Three stimulus payments have been sent to Americans to ease the economic impact of the pandemic. Social media posts are now sharing a false claim about a new $40,000 federal stimulus loan. But it’s a marketing ploy. The bottom of the webpage says, “This is not a government program or government assistance, this is an infomercial for a loan service.”
In response to the economic impact of the COVID-19 pandemic, the federal government sent three payments to eligible individuals.
To continue providing relief, 16 states will send or cause to be sent payments to eligible taxpayers – although these payments are more targeted and most offer significantly lower dollar amounts.
However, some posts on social networks falsely claim that a new stimulus loan provided by President Joe Biden would provide eligible Americans “up to $40,000”.
But these online loan offers are not from the federal government or tied to any government program.

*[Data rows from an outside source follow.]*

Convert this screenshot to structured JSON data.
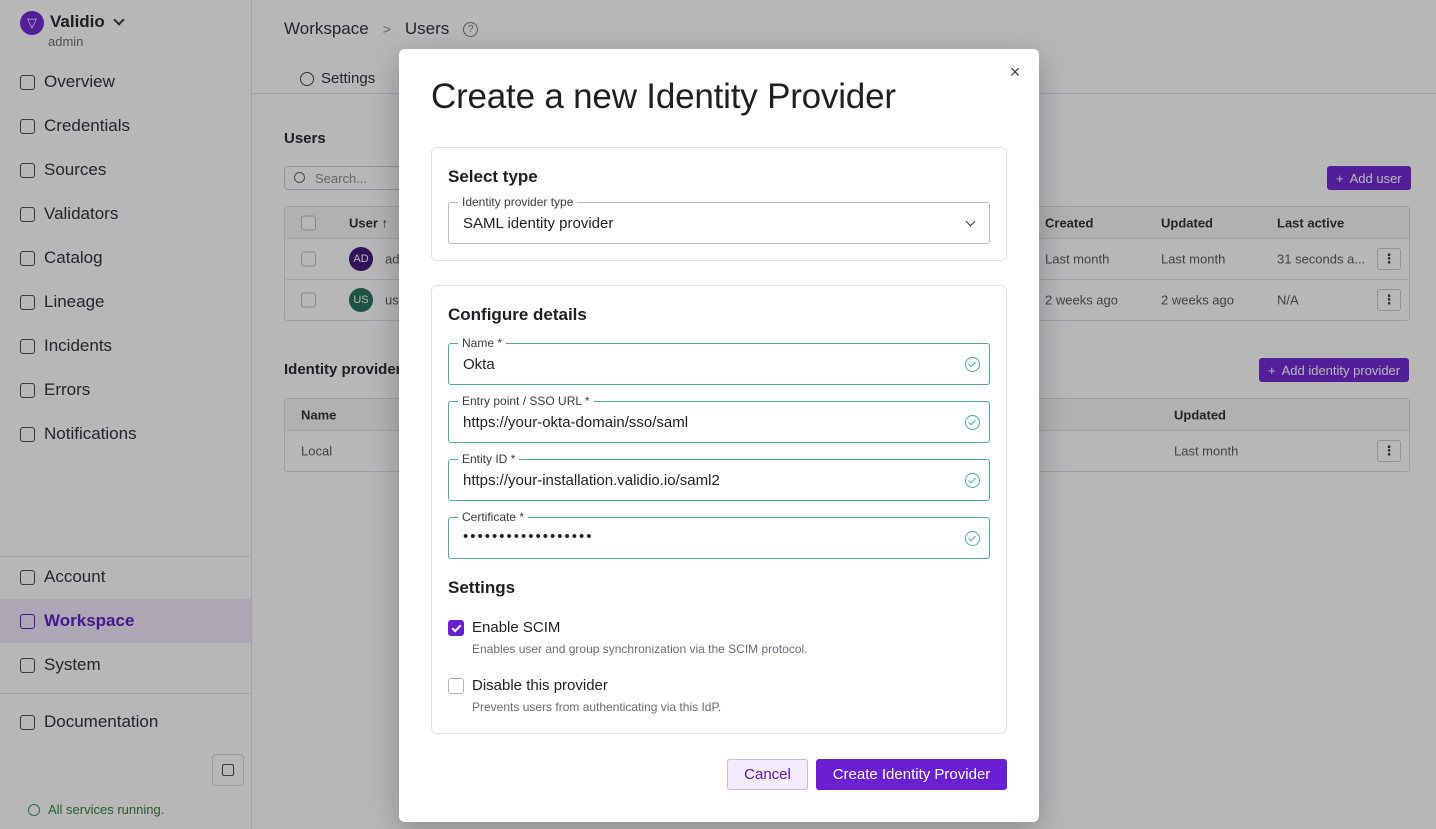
{
  "brand": {
    "name": "Validio",
    "subtitle": "admin",
    "logo_glyph": "▽"
  },
  "sidebar": {
    "items": [
      {
        "label": "Overview",
        "icon": "home-icon"
      },
      {
        "label": "Credentials",
        "icon": "key-icon"
      },
      {
        "label": "Sources",
        "icon": "sources-icon"
      },
      {
        "label": "Validators",
        "icon": "validators-icon"
      },
      {
        "label": "Catalog",
        "icon": "catalog-icon"
      },
      {
        "label": "Lineage",
        "icon": "lineage-icon"
      },
      {
        "label": "Incidents",
        "icon": "flame-icon"
      },
      {
        "label": "Errors",
        "icon": "error-icon"
      },
      {
        "label": "Notifications",
        "icon": "bell-icon"
      }
    ],
    "bottom_items": [
      {
        "label": "Account",
        "icon": "user-icon"
      },
      {
        "label": "Workspace",
        "icon": "building-icon",
        "active": true
      },
      {
        "label": "System",
        "icon": "server-icon"
      }
    ],
    "documentation": {
      "label": "Documentation",
      "icon": "book-icon"
    },
    "status_text": "All services running."
  },
  "page": {
    "breadcrumb": [
      "Workspace",
      "Users"
    ],
    "tab_settings": "Settings",
    "users_title": "Users",
    "search_placeholder": "Search...",
    "add_user_label": "Add user",
    "users_table": {
      "headers": [
        "User",
        "Created",
        "Updated",
        "Last active"
      ],
      "rows": [
        {
          "avatar": "AD",
          "avatar_color": "#3b0f7a",
          "name": "ad",
          "created": "Last month",
          "updated": "Last month",
          "last_active": "31 seconds a..."
        },
        {
          "avatar": "US",
          "avatar_color": "#1f6b52",
          "name": "us",
          "created": "2 weeks ago",
          "updated": "2 weeks ago",
          "last_active": "N/A"
        }
      ]
    },
    "idp_title": "Identity providers",
    "add_idp_label": "Add identity provider",
    "idp_table": {
      "headers": [
        "Name",
        "Updated"
      ],
      "rows": [
        {
          "name": "Local",
          "updated": "Last month"
        }
      ]
    }
  },
  "modal": {
    "title": "Create a new Identity Provider",
    "select_type": {
      "heading": "Select type",
      "field_label": "Identity provider type",
      "value": "SAML identity provider"
    },
    "configure": {
      "heading": "Configure details",
      "fields": [
        {
          "label": "Name *",
          "value": "Okta"
        },
        {
          "label": "Entry point / SSO URL *",
          "value": "https://your-okta-domain/sso/saml"
        },
        {
          "label": "Entity ID *",
          "value": "https://your-installation.validio.io/saml2"
        },
        {
          "label": "Certificate *",
          "value": "••••••••••••••••••"
        }
      ],
      "settings_heading": "Settings",
      "options": [
        {
          "label": "Enable SCIM",
          "description": "Enables user and group synchronization via the SCIM protocol.",
          "checked": true
        },
        {
          "label": "Disable this provider",
          "description": "Prevents users from authenticating via this IdP.",
          "checked": false
        }
      ]
    },
    "cancel_label": "Cancel",
    "create_label": "Create Identity Provider"
  },
  "colors": {
    "accent": "#6a1fd0",
    "valid": "#4cae97"
  }
}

A Facebook post share July 26 included a link to a fake article with the fake headline, “Biden New Stimulus Loans Up to $40,000 to Help Americans Pay Bills, Rent, Start Businesses or Make Major Purchases.”

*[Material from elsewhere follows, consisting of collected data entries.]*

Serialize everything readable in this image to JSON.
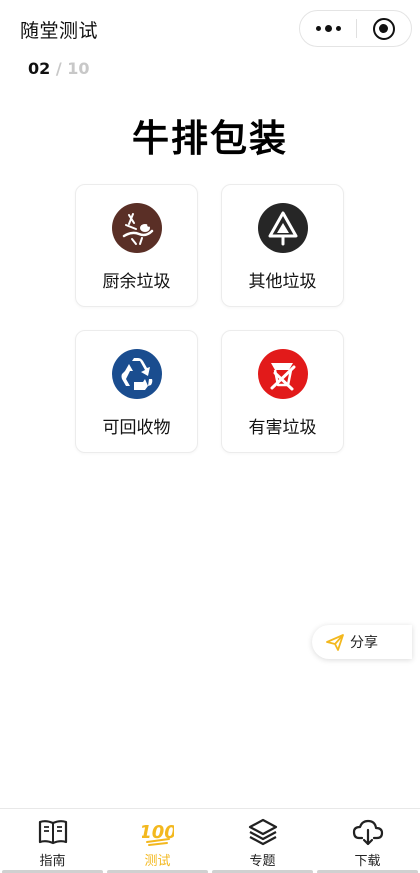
{
  "header": {
    "title": "随堂测试"
  },
  "progress": {
    "current": "02",
    "separator": "/",
    "total": "10"
  },
  "question": {
    "title": "牛排包装"
  },
  "options": [
    {
      "label": "厨余垃圾",
      "icon": "food-waste-icon",
      "color": "#5a2f26"
    },
    {
      "label": "其他垃圾",
      "icon": "residual-waste-icon",
      "color": "#262626"
    },
    {
      "label": "可回收物",
      "icon": "recyclable-icon",
      "color": "#1a4d8f"
    },
    {
      "label": "有害垃圾",
      "icon": "hazardous-waste-icon",
      "color": "#e21a1a"
    }
  ],
  "share": {
    "label": "分享",
    "icon": "share-icon",
    "accent": "#f3b81e"
  },
  "tabs": [
    {
      "label": "指南",
      "icon": "book-icon"
    },
    {
      "label": "测试",
      "icon": "hundred-icon",
      "active": true
    },
    {
      "label": "专题",
      "icon": "layers-icon"
    },
    {
      "label": "下载",
      "icon": "cloud-download-icon"
    }
  ],
  "colors": {
    "accent": "#f3b81e",
    "text": "#111111",
    "muted": "#c8c8c8"
  }
}
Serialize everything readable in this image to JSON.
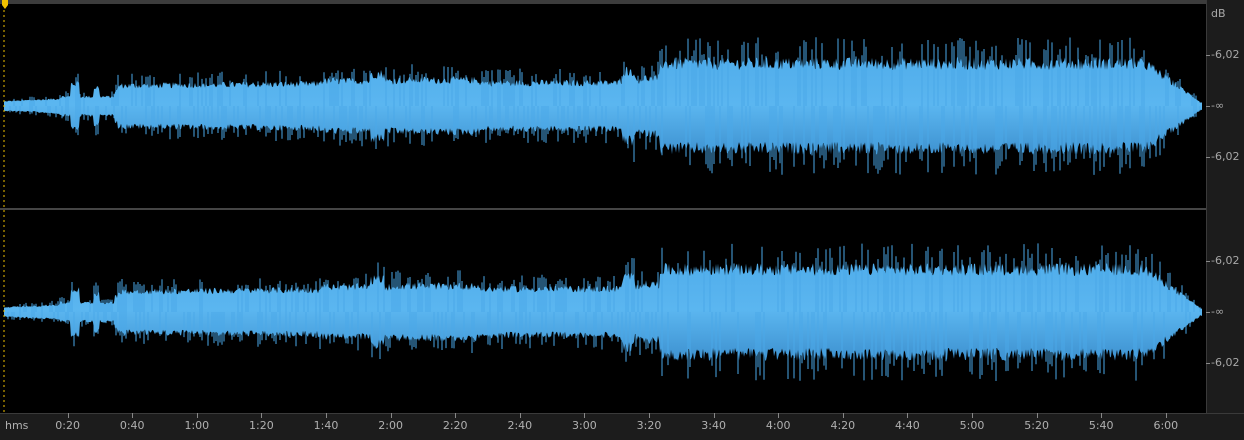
{
  "editor": {
    "waveform_color": "#4aa8e8",
    "waveform_color_dark": "#2f7fc0",
    "background_color": "#000000",
    "playhead_color": "#f2c200"
  },
  "db_ruler": {
    "unit": "dB",
    "channel_1_labels": [
      "-6,02",
      "-∞",
      "-6,02"
    ],
    "channel_2_labels": [
      "-6,02",
      "-∞",
      "-6,02"
    ]
  },
  "time_ruler": {
    "units": "hms",
    "labels": [
      "0:20",
      "0:40",
      "1:00",
      "1:20",
      "1:40",
      "2:00",
      "2:20",
      "2:40",
      "3:00",
      "3:20",
      "3:40",
      "4:00",
      "4:20",
      "4:40",
      "5:00",
      "5:20",
      "5:40",
      "6:00"
    ]
  }
}
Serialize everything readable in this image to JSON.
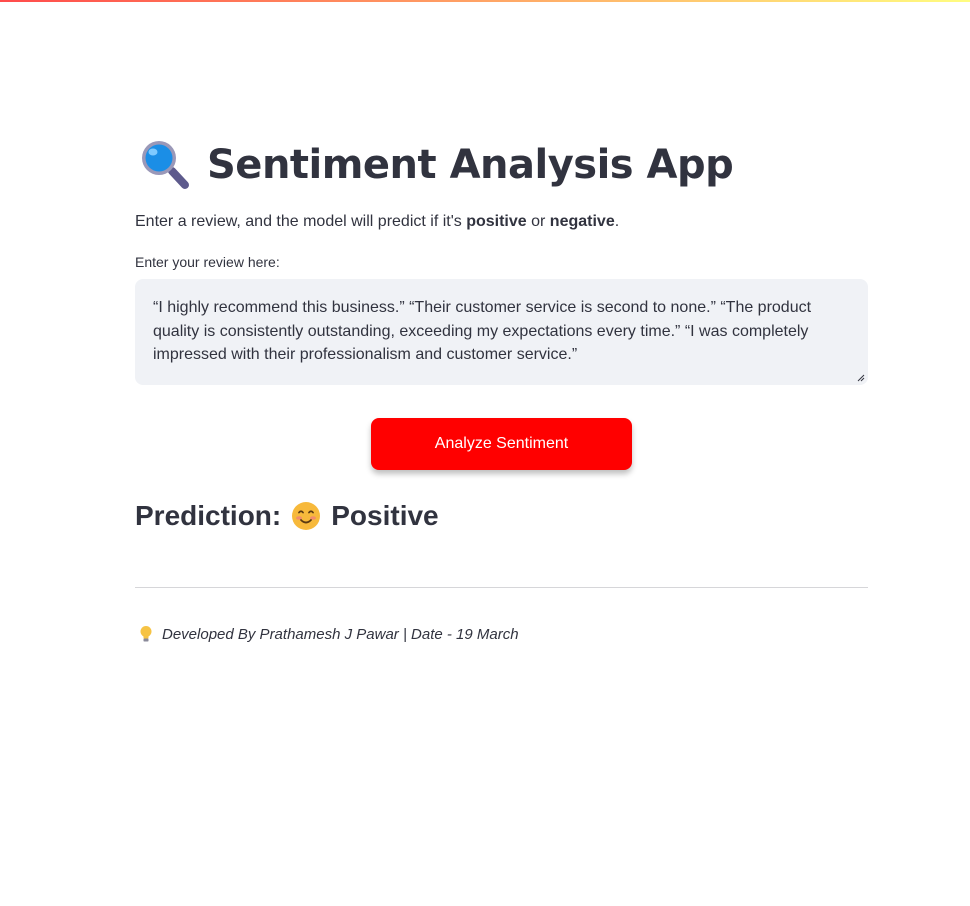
{
  "app": {
    "title": "Sentiment Analysis App",
    "title_icon": "magnifying-glass-icon",
    "subtitle_before": "Enter a review, and the model will predict if it's ",
    "subtitle_positive": "positive",
    "subtitle_or": " or ",
    "subtitle_negative": "negative",
    "subtitle_after": "."
  },
  "review": {
    "label": "Enter your review here:",
    "value": "“I highly recommend this business.” “Their customer service is second to none.” “The product quality is consistently outstanding, exceeding my expectations every time.” “I was completely impressed with their professionalism and customer service.”"
  },
  "button": {
    "label": "Analyze Sentiment"
  },
  "prediction": {
    "prefix": "Prediction:",
    "icon": "smiling-face-icon",
    "label": "Positive"
  },
  "footer": {
    "icon": "lightbulb-icon",
    "text": "Developed By Prathamesh J Pawar | Date - 19 March"
  },
  "colors": {
    "accent": "#ff0000",
    "text": "#31333f",
    "input_bg": "#f0f2f6",
    "divider": "#d6d6d9"
  }
}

The link in the Facebook post leads to a Web page on foramericanlife.com which invites readers to see if they are eligible for the “2022 recovery loan”.

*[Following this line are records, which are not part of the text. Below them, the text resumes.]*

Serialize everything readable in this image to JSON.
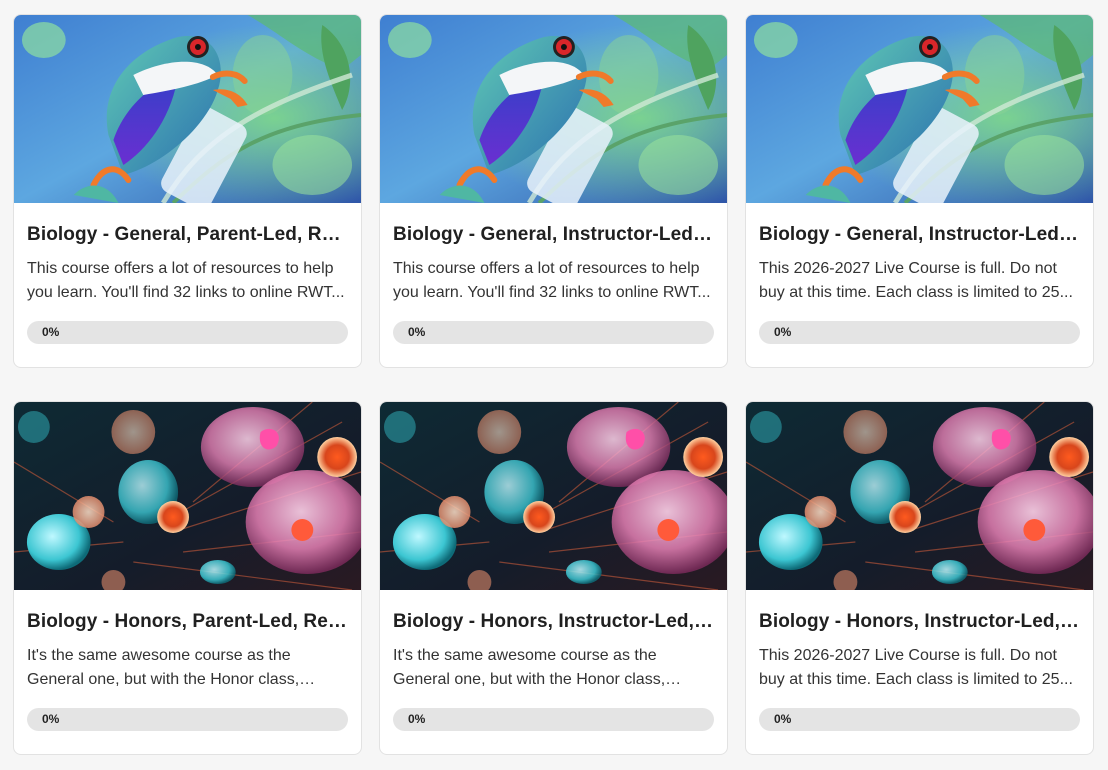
{
  "courses": [
    {
      "title": "Biology - General, Parent-Led, Re...",
      "description": "This course offers a lot of resources to help you learn. You'll find 32 links to online RWT...",
      "progress_label": "0%",
      "progress": 0,
      "image": "frog-image"
    },
    {
      "title": "Biology - General, Instructor-Led, ...",
      "description": "This course offers a lot of resources to help you learn. You'll find 32 links to online RWT...",
      "progress_label": "0%",
      "progress": 0,
      "image": "frog-image"
    },
    {
      "title": "Biology - General, Instructor-Led, ...",
      "description": "This 2026-2027 Live Course is full. Do not buy at this time. Each class is limited to 25...",
      "progress_label": "0%",
      "progress": 0,
      "image": "frog-image"
    },
    {
      "title": "Biology - Honors, Parent-Led, Rec...",
      "description": "It's the same awesome course as the General one, but with the Honor class, students nee...",
      "progress_label": "0%",
      "progress": 0,
      "image": "cells-image"
    },
    {
      "title": "Biology - Honors, Instructor-Led, ...",
      "description": "It's the same awesome course as the General one, but with the Honor class, students nee...",
      "progress_label": "0%",
      "progress": 0,
      "image": "cells-image"
    },
    {
      "title": "Biology - Honors, Instructor-Led, ...",
      "description": "This 2026-2027 Live Course is full. Do not buy at this time. Each class is limited to 25...",
      "progress_label": "0%",
      "progress": 0,
      "image": "cells-image"
    }
  ]
}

“Millions of Americans are now rushing to apply before funding runs out and the big banks are terrified!” the wrong article reads.
Another one Facebook post shared a link to the same deception item with a similar headline and a different photo of Biden who falsely advertises a “new Biden initiative” that gives Americans “stimulus loans of up to $40,000.” The link redirects to another website, greatamericancenter.com.
But at the bottom of both pages it says, “This is not a government program or government assistance, this is an infomercial for a loan service.”
And when you click the “Get a stimulus loan 2022” button at the bottom of the stories, both websites redirect readers to redarrowloans.com, a website that claims to provide loans and credit products.
The posts are part of a trend we’ve seen of posts that mimic news articles or use fake celebrity endorsements to attract new customers.
In February, we wrote about an article that shared an old video of a White House official spreading false claims about stimulus checks earlier this year. (To learn more, see our article “Social media posts use old video of White House official to make false claims about stimulus checks.”). Another post shared a website posing as a CNN article to promote the sale of cannabidiol gummies, an edible form of a chemical found in marijuana. (For more, see our January article “Fake article falsely links Dr. Sanjay Gupta to CBD products. »
Editor’s Note: FactCheck.org is one of many organizations work with facebook to debunk misinformation shared on social media. Our previous stories can be found here. Facebook has no control on our editorial content.
Jones, Brea. “Fake article falsely links Dr. Sanjay Gupta to CBD products.” FactCheck.org. January 19, 2022.
Jones, Brea. “Social media posts are using an old video of a White House official to make false claims about stimulus checks.» FactCheck.org. February 3, 2022.
Lever, Rob. “Messages wrongly offer ‘Biden stimulus loans’.’” AFP. July 27, 2022.
Napoletano, E. and Lisa Rowan. “16 states have approved stimulus checks—is yours next?Forbès. July 22, 2022.